Geçenlerde 5Harfliler'de yayınlanan bir yazıda geçiyordu, sevgili Tezer Özlü 1980'lerin başında gündelik hayatın o denli soyut, gerçekdışı ve acı boyutlara ulaşması karşısında yazı yazmayı anlamı bitmiş bir eylem olarak tanımlamış. Bazen bir cümle içimizde onca birikmiş gün yüzüne çıkmayı bekleyen sıkıntıya, kedere karşılık geliverir, ağrıyan yanımıza dokunur. Epeyce süredir böyle bir ruh hali içindeyim, akademik iş nedeniyle yazdıklarım hariç bir şey yazmaya elim gitmiyor. Hani dertlenince bir anda kaleme, klavyeye sarılıp yazılan yazılar. Dertleniyorum dertlenmesine de, yazayım dedikten sonra yazsam ne olacak, ne anlamı var deyip bırakıyorum. Yakın bir zamana kadar 'yazmazsam çıldırırım' halet-i ruhiyesindeyken yazmanın anlamsızlığı noktasına geldim, bunu farkettiğim zamanlar kendime kızıyorum, sonra haberleri gördükçe içime içime patlıyorum öfkeden. Oysa ki bu öfkeyi tutmak lazımdı, bizi diri tutacak olan oydu. Ulrike Meinhof'ın bir bildiği olmalıydı değil mi, boşa demedi üzgün olmaktansa öfkeli olmayı yeğlerim diye. 

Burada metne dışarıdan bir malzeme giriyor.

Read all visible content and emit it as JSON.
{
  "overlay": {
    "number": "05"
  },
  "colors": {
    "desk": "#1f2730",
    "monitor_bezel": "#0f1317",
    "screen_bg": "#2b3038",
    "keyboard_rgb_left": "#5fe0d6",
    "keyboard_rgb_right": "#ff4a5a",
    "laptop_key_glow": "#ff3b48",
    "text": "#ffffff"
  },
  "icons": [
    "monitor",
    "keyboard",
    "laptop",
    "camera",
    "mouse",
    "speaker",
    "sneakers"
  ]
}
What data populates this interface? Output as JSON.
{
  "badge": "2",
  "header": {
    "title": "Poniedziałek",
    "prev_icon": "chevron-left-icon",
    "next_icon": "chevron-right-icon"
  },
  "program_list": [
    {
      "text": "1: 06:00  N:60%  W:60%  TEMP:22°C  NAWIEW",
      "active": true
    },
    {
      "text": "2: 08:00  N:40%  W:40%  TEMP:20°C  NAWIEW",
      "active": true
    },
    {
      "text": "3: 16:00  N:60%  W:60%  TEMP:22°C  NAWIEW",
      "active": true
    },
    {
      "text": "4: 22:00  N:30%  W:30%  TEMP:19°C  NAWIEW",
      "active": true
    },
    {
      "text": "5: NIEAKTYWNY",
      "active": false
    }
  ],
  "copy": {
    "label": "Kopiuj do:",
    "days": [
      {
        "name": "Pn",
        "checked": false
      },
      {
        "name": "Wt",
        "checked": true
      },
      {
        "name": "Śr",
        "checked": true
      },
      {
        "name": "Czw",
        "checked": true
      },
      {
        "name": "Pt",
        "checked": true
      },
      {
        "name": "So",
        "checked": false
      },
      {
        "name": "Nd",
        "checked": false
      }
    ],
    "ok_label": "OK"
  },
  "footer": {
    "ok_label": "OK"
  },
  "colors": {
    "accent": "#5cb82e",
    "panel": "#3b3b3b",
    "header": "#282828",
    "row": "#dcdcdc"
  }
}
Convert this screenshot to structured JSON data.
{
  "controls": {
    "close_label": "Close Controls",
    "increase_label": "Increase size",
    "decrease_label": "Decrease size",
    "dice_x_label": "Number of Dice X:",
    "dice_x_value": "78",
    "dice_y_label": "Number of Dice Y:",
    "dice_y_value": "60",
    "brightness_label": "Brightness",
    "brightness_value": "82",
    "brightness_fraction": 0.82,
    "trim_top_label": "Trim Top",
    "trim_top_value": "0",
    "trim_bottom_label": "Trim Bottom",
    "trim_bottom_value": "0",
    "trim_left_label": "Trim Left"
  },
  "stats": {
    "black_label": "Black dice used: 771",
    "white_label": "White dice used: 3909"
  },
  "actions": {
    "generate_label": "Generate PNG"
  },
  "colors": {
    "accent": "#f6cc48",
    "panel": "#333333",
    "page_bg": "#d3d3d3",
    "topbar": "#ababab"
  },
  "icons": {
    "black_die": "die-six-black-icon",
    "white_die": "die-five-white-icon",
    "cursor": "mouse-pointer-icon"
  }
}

İşte bu yazıyı da böyle bir öfkeyi her kelimesinde bize hissettiren, hatırlatan bir kadın için yazıyorum, evet tabi ki Çilem Doğan. Her söylediği, her yazdığıyla beni derinden sarsan, kalbime kazınan o güçlü kadın. Dün Çilem'in davası vardı, Adana'da görüldü. 8 Nisan'a ertelenen davada Çilem'in tutukluluğunun devamına karar verildi, tabi ki şaşırmadık. Erkek yargı sağolsun, son dönem bu senaryoyu sık sık görüyoruz çünkü kadınlar daha fazla ölmek istemiyor, ölmemek için öldürmek zorunda kalıyor. Nevin'in o bakışlarını nasıl unutabiliriz, unutmak mümkün mü?! Çilem'in bir farkı varsa o da bunu açıkça söylemesiydi, hem de gözünü kırpmadan, lafını esirgemeden. Kendisine şiddet uygulayan eşini öldürdükten sonra "Hep mi kadınlar ölecek? Biraz da erkekler ölsün." lafı binlerce kadının hislerine tercüman olurken şüphesiz bu erkek toplumda kimileri için de epey bir şok etkisi yaratmıştır. Tabi haksız değiller, bu fikir yayılırsa ne olacak, daha fazla kadın canına tak edip erkekleri öldürürse bu toplumu ayakta kim tutacak? Oysa ki, kadınların hem kendilerini hem bu toplumu taşımaktan artık ayaklarında derman kalmadı. Erkekler her gün ama her gün kadınları öldürüyor, savaş demeden barış demeden karısını, sevgilisini, eski karısını veya hiç tanımayıp sokakta gördüğü, internette tanıştığı kadınlara durmaksızın tecavüz ediyor, onları aşağılıyor, dövüyor, öldürüyor. Çilem tüm bunlara uzun süre katlanıp, en sonunda ölmemek için kendisini fuhuşa zorlayan eşi olacak adamı öldürdü. Evet, bu topraklarda namustan öte bir şey yoktu değil mi? Namus için gerekirse can verilir, can alınırdı değil mi? Tabi, çifte standarlara doymayan ülkem, ancak ona da erkek karar verirse olur değil mi? Malum, namus temizlemek de erkek işi, öyle elinin hamuruyla girmeyeceksin bu işlere, sonra müebbeti alırsın. Aslında Çilem'in sözlerinin üzerine denecek bir şey yok, her şeyi o kadar iyi özetliyor ki. Bunlar bizim suçumuz değil diye kadınlara seslenirken, namus denilince sadece kadınları suçluyor bu sistem diyor, daha ne desin? 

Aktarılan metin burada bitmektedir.